Semplici, schiette e sincere. La gente di qui, pur non conoscendoti, si pone nei tuoi confronti con un linguaggio di cortesia e si dimostra premurosa, disponibile e accorta. Per quanto ho toccato con mano finora, c’è un’incredibile straordinarietà di cui si conosce poco, in netto contrasto con quanto viene raccontato. L’accoglienza può anche essere un obbligo turistico ma tutto il resto ha le sue radici nell’intimo!

Tale condizione mi affascina e avvalora la mia scelta di vita. Questo non potrà che rendermi soddisfacente la permanenza qui. Sono un italiano devoto alla mia patria e alla religione, pur rispettando le altre. Qui ho un avvicendarsi di giorni “liberi”, finora alienati da un contesto frenetico di una società disorientata, avida ed egoista, asfissiata dal materialismo delle cose. Naturalmente, come in ogni parte di questo indefinibile, mortificato pianeta, esistono i buoni e i cattivi, i savi e i folli, e, quindi, non rimpiango nulla di quello che mi sono lasciato alle spalle. Come si suol dire, “Si vive per vivere!”. E questo vale per chiunque.

Com’è, invece, una tua giornata tipo?

Caffè al bar, se le condizioni atmosferiche lo consentono, passeggiata fino alla playa, un saluto agli amici, se necessario un salto al mercato, rientro, pranzo, un’oretta di riposo, al computer a scrivere, film. A volte, mi diverto in cucina.

Quali sono, secondo te, le differenze e gli eventuali punti in comune fra lo stile di vita marocchino e quello italiano?

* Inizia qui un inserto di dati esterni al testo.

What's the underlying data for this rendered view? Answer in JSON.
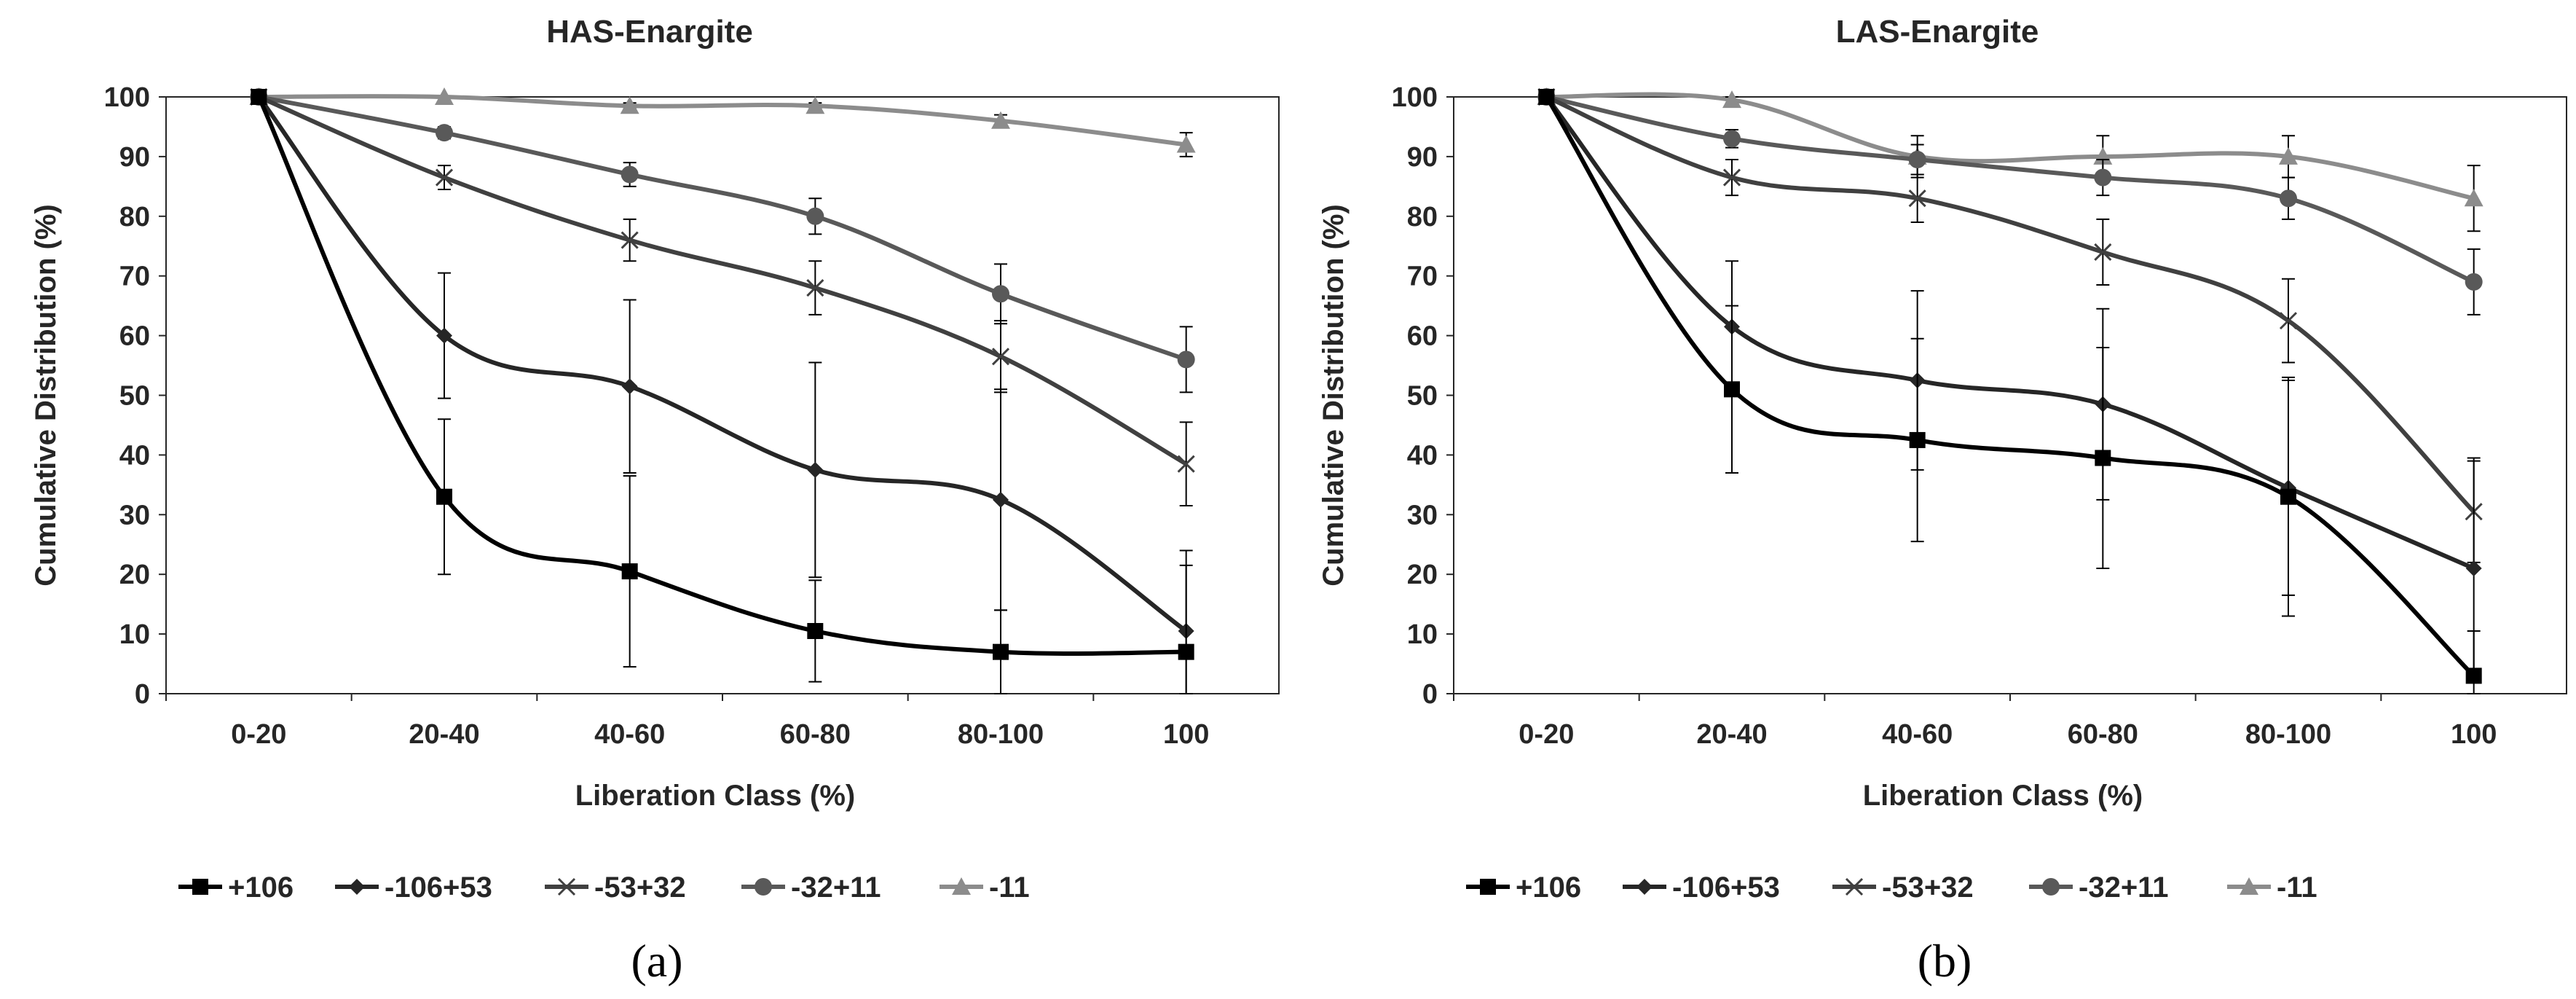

Qui si vive la libertà di sé stessi. Non senti né critiche né pettegolezzi, non ci sono né presunzione né invidia, ma amicizia e rispetto reciproco. Non devi rendere conto ad alcuno: sei a tuo agio. Sempre nel rispetto delle regole.

Come valuteresti servizi come la sanità, la burocrazia e i mezzi pubblici?

Per quanto riguarda la sanità non saprei, spero di non usufruirne. Taxi e bus offrono un servizio continuo molto efficiente con collegamenti rapidi sia all’interno sia all’esterno, verso Tetouan o altri centri.

Che consigli daresti a chi vorrebbe trasferirsi in Marocco?

Non mi sento di dare consigli, ognuno ha le proprie esigenze e un suo modo di vivere. Magari quanto descritto può essere utile come suggerimento per chi desidera la tranquillità e non soffre per la mancanza di sale da ballo, discoteche e altro.

Se potessi tornare indietro, faresti qualcosa diversamente?

Sì. Se informato correttamente, provvederei all’istante a esplicare quanto dovuto per il rilascio della residenza per non vivere, così come ho dovuto fare per un intero anno, l’altalenarsi di pensieri per una situazione, diciamo, illogica.

Ogni quanto torni in Italia e cosa ti manca di più del tuo Paese natale?

Nel mio amato Paese, l’Italia, non penso di tornare. Tutti gli affetti sono qui con me, nel cuore, e questo mi consente di non avere né rimpianti né nostalgie. Ho dato molto, non ho ricevuto nulla: non mi manca niente!

Progetti futuri?

Il futuro non presenta prospettive a lungo termine o l’avvicendarsi di molte altre stagioni alle mie 78 già vissute, delle quali vado fiero, e quindi mi godo ogni singolo giorno che vivo!